30 de Setembro de 2016
Valdete Braga

Valdete Braga

A questão do machismo, infelizmente, é uma realidade que enfrentamos no dia a dia. De qualquer forma é terrível, mas quando o machismo vem de mulheres fica mais triste ainda.

Em uma roda de amigas, todas mulheres, uma contou que a filha da prima havia sofrido abuso por parte de um vizinho e que a família, como não podia ser diferente, estava tomando as medidas cabíveis. Diante do assunto, uma das pessoas que participava da conversa fez dois comentários difíceis de acreditar. Logo no inicio da conversa, quando a prima falou que estavam processando o vizinho, ela comentou, com um espanto genuíno: “mas não foi estupro”. Foram esclarecidos os detalhes do abuso, que aqui não vêem ao caso, mas que são crime, e a conversa prosseguiu. Eu não conheço os envolvidos, mas no grupo algumas conhecem e davam suas opiniões. Após algum tempo, a mesma pessoa, novamente, de forma super natural, rebateu: “mas ela já tem dezoito anos”.

A conversa rendeu, a maioria tentando explicar que a questão não é a idade da moça e sim o crime em si (parece que o autor já é reincidente) mas acabamos chegando à conclusão de que não adiantava tentar explicar. Aquela jovem senhora (jovem sim, na casa dos cinquenta) simplesmente não entendia que se não houve um ato sexual “completo”, segundo suas palavras, não houve abuso, independente do que tenha acontecido. E ela não entendia também como crime pelo fato da moça ser maior de idade. “Ela já tem dezoito anos”. Que fossem trinta. Quarenta, sei lá. Nada justifica.

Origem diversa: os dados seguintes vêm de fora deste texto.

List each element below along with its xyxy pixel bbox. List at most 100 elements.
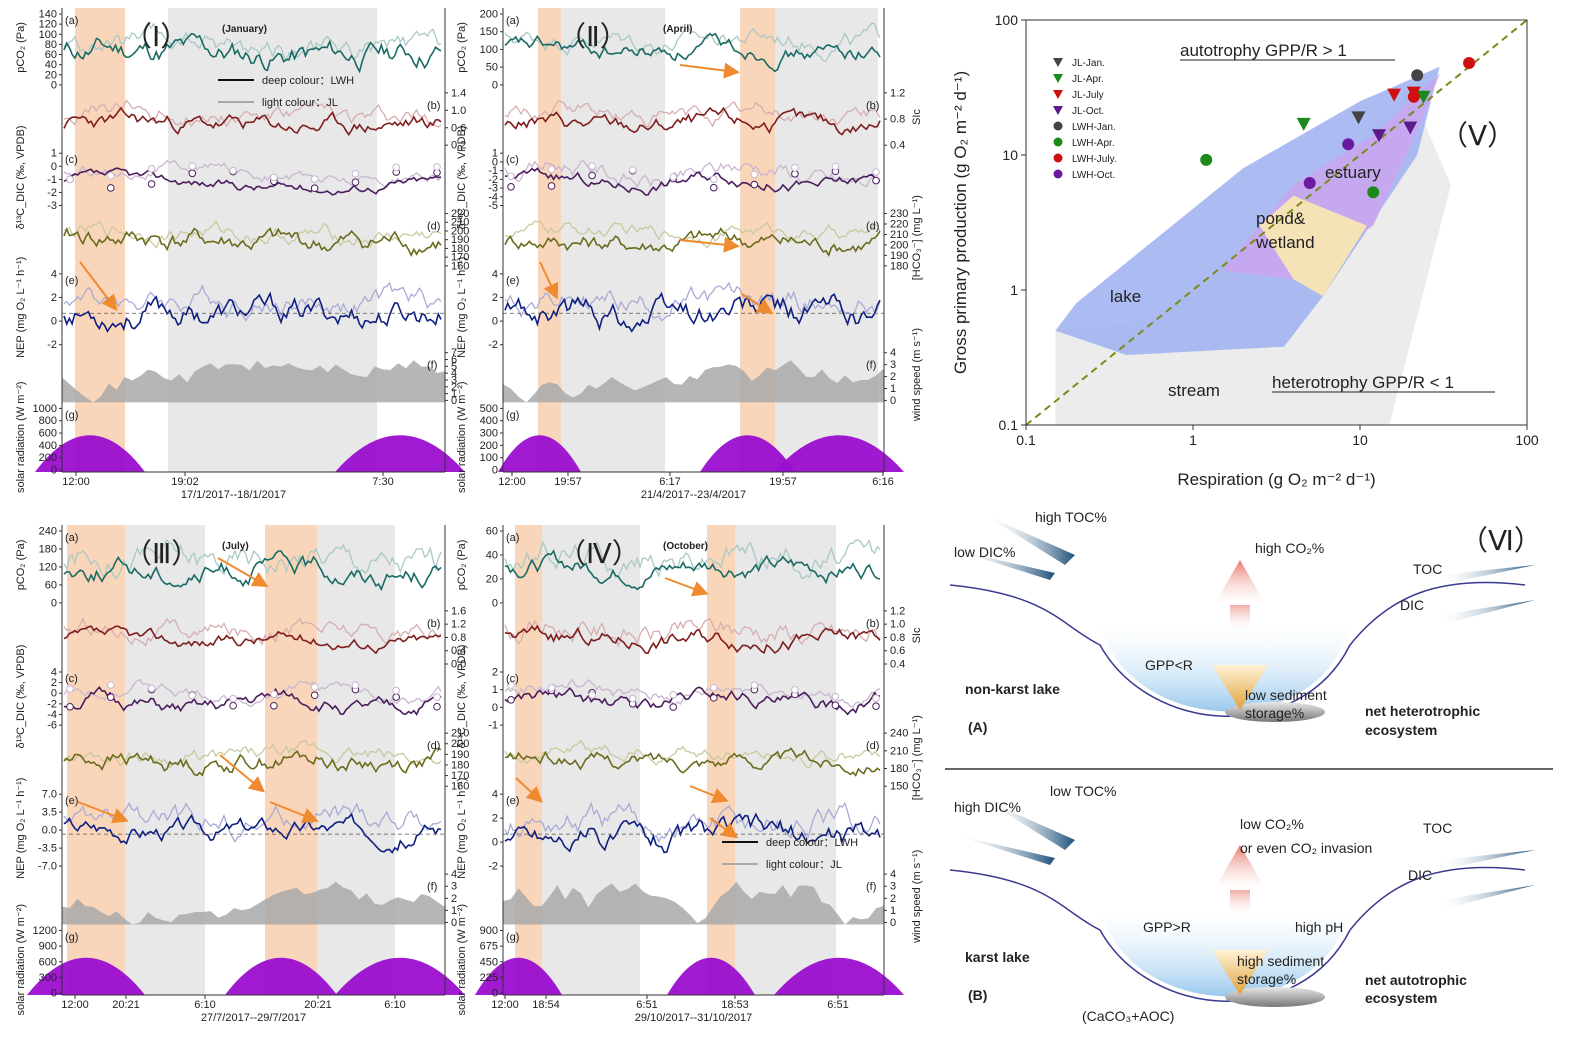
tick-label: 0 xyxy=(492,837,498,849)
d13c-sample-jl xyxy=(229,166,237,175)
tick-label: 4 xyxy=(451,869,457,881)
tick-label: -7.0 xyxy=(38,861,57,873)
tick-label: 1 xyxy=(451,388,457,400)
tick-label: -3 xyxy=(488,183,498,195)
tick-label: 0.6 xyxy=(451,122,466,134)
tick-label: 400 xyxy=(480,415,498,427)
hco3-series-jl xyxy=(63,739,442,769)
ecosystem-2: ecosystem xyxy=(1365,990,1437,1006)
panel-roman: （Ⅴ） xyxy=(1440,120,1515,151)
legend-marker xyxy=(1053,153,1063,163)
series-JL-Jan.: JL-Jan. xyxy=(1053,58,1366,125)
sediment-label-2: storage% xyxy=(1237,971,1296,987)
tick-label: 3 xyxy=(451,374,457,386)
tick-label: -2 xyxy=(488,174,498,186)
region-label-estuary: estuary xyxy=(1325,163,1381,182)
input-label-dic: low DIC% xyxy=(954,544,1015,560)
tick-label: -2 xyxy=(47,698,57,710)
tick-label: 4 xyxy=(890,869,896,881)
data-point xyxy=(1411,69,1424,82)
tick-label: -2 xyxy=(488,861,498,873)
solar-radiation-area xyxy=(475,957,904,995)
tick-label: 3 xyxy=(451,881,457,893)
d13c-sample-jl xyxy=(351,681,360,690)
nep-series-lwh xyxy=(63,291,442,333)
tick-label: 1200 xyxy=(33,925,57,937)
data-point xyxy=(1463,57,1476,70)
tick-label: 170 xyxy=(451,252,469,264)
sic-series-jl xyxy=(63,617,442,647)
d13c-series-jl xyxy=(63,678,442,708)
d13c-sample-jl xyxy=(507,681,515,689)
time-tick-label: 19:57 xyxy=(554,476,582,488)
d13c-sample-lwh xyxy=(310,691,319,700)
d13c-sample-lwh xyxy=(66,702,74,711)
y-tick-label: 1 xyxy=(1010,282,1018,298)
trend-arrow xyxy=(539,261,559,300)
tick-label: 900 xyxy=(39,941,57,953)
outflow-gas-2: or even CO₂ invasion xyxy=(1240,840,1372,856)
d13c-sample-jl xyxy=(66,685,74,693)
tick-label: 20 xyxy=(45,69,57,81)
subplot-letter: (c) xyxy=(506,154,519,166)
legend-label-deep: deep colour：LWH xyxy=(766,837,858,849)
panel-letter: (B) xyxy=(968,987,987,1003)
region-label-lake: lake xyxy=(1110,287,1141,306)
x-tick-label: 1 xyxy=(1189,432,1197,448)
nep-series-jl xyxy=(504,801,881,844)
trend-arrow xyxy=(217,557,269,587)
data-point xyxy=(1372,129,1387,143)
tick-label: 3 xyxy=(890,359,896,371)
tick-label: 7.0 xyxy=(42,789,57,801)
time-tick-label: 6:51 xyxy=(827,999,848,1011)
tick-label: 210 xyxy=(890,745,908,757)
tick-label: 0.2 xyxy=(451,140,466,152)
d13c-sample-jl xyxy=(547,684,556,692)
tick-label: 0 xyxy=(492,316,498,328)
data-point xyxy=(1296,117,1311,131)
tick-label: 400 xyxy=(39,440,57,452)
input-arrow-1 xyxy=(985,800,1075,850)
solar-hump xyxy=(27,957,145,995)
d13c-sample-jl xyxy=(750,170,759,179)
tick-label: 100 xyxy=(480,452,498,464)
d13c-sample-jl xyxy=(872,694,880,702)
tick-label: 2 xyxy=(492,667,498,679)
outflow-gas: high CO₂% xyxy=(1255,540,1324,556)
tick-label: 0.4 xyxy=(890,140,905,152)
sediment-label-1: high sediment xyxy=(1237,953,1324,969)
panel-roman: （Ⅲ） xyxy=(124,538,199,569)
tick-label: 50 xyxy=(486,62,498,74)
tick-label: 180 xyxy=(890,260,908,272)
panel-roman: （Ⅱ） xyxy=(558,21,628,52)
tick-label: 450 xyxy=(480,956,498,968)
subplot-letter: (b) xyxy=(866,100,879,112)
sediment-arrow-down xyxy=(1212,950,1268,995)
time-tick-label: 12:00 xyxy=(62,476,90,488)
series-LWH-Oct.: LWH-Oct. xyxy=(1053,138,1355,190)
subplot-letter: (a) xyxy=(65,532,78,544)
d13c-sample-jl xyxy=(588,691,596,699)
output-arrow-1 xyxy=(1440,850,1535,870)
wind-speed-area xyxy=(62,360,445,403)
region-label-stream: stream xyxy=(1168,381,1220,400)
y-axis-label-hco3: [HCO₃⁻] (mg L⁻¹) xyxy=(911,715,923,800)
lake-type: non-karst lake xyxy=(965,681,1060,697)
output-label-dic: DIC xyxy=(1400,597,1424,613)
tick-label: 300 xyxy=(39,972,57,984)
y-axis-label-sic: SIc xyxy=(911,627,923,643)
y-axis-label-hco3: [HCO₃⁻] (mg L⁻¹) xyxy=(911,195,923,280)
y-axis-label-d13c: δ¹³C_DIC (‰, VPDB) xyxy=(456,125,468,229)
d13c-sample-jl xyxy=(351,169,360,178)
co2-arrow-up xyxy=(1214,845,1266,890)
subplot-letter: (d) xyxy=(427,221,440,233)
tick-label: 1.6 xyxy=(451,605,466,617)
d13c-sample-jl xyxy=(310,175,319,183)
trend-arrow xyxy=(689,785,729,803)
nep-series-lwh xyxy=(504,812,881,854)
tick-label: 7 xyxy=(451,347,457,359)
y-axis-label-nep: NEP (mg O₂ L⁻¹ h⁻¹) xyxy=(15,778,27,879)
panel-month: (April) xyxy=(663,24,692,35)
subplot-letter: (e) xyxy=(506,275,519,287)
d13c-sample-lwh xyxy=(588,171,596,180)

Obviamente, não só esta, como todas as acusações, de qualquer crime, devem ser investigadas de maneira séria. Não basta sair por aí acusando a torto e a direito, sem provas. É preciso muito cuidado e seriedade nas investigações e as autoridades competentes existem para isso. Mas o que dói é ver uma mulher da minha faixa etária, pessoa inteligente, gente boa, culta, achar que se não houve estupro “completo” não houve crime. E ainda tentar justificar pelo fato da moça ser maior de idade. Como assim? Então só é considerado abuso se houve o ato sexual? E se a vítima for maior de idade, está justificado?

O que mais me assustou foi a naturalidade com que ela falou. Ela realmente acredita que deva ser assim. Talvez pela educação recebida, talvez pela própria vida que leva. Quem sou eu para julgar, só fico triste. Nunca é tarde para revermos conceitos e mudarmos, mas infelizmente não senti nela essa predisposição. Trata-se de uma idéia já arraigada e insistir nos argumentos, por mais óbvios que eles sejam, seria perda de tempo e até arriscar-se a um desentendimento que, no final das contas, não levaria a nada.

Todas as pessoas do grupo entenderam isto. Até a parente da vítima, apesar do constrangimento. Foi um daqueles momentos da vida em que é melhor se calar e todas nos calamos. Não por covardia, mas por respeito a uma questão tão delicada e que não seria mudada na cabeça de uma amiga. No final da conversa ficou aquela sensação de impotência no ar. Voltei para casa sentindo uma grande tristeza por aquela senhora, junto à certeza, mais uma vez, e quantas forem necessárias, de que só a educação pode mudar o mundo.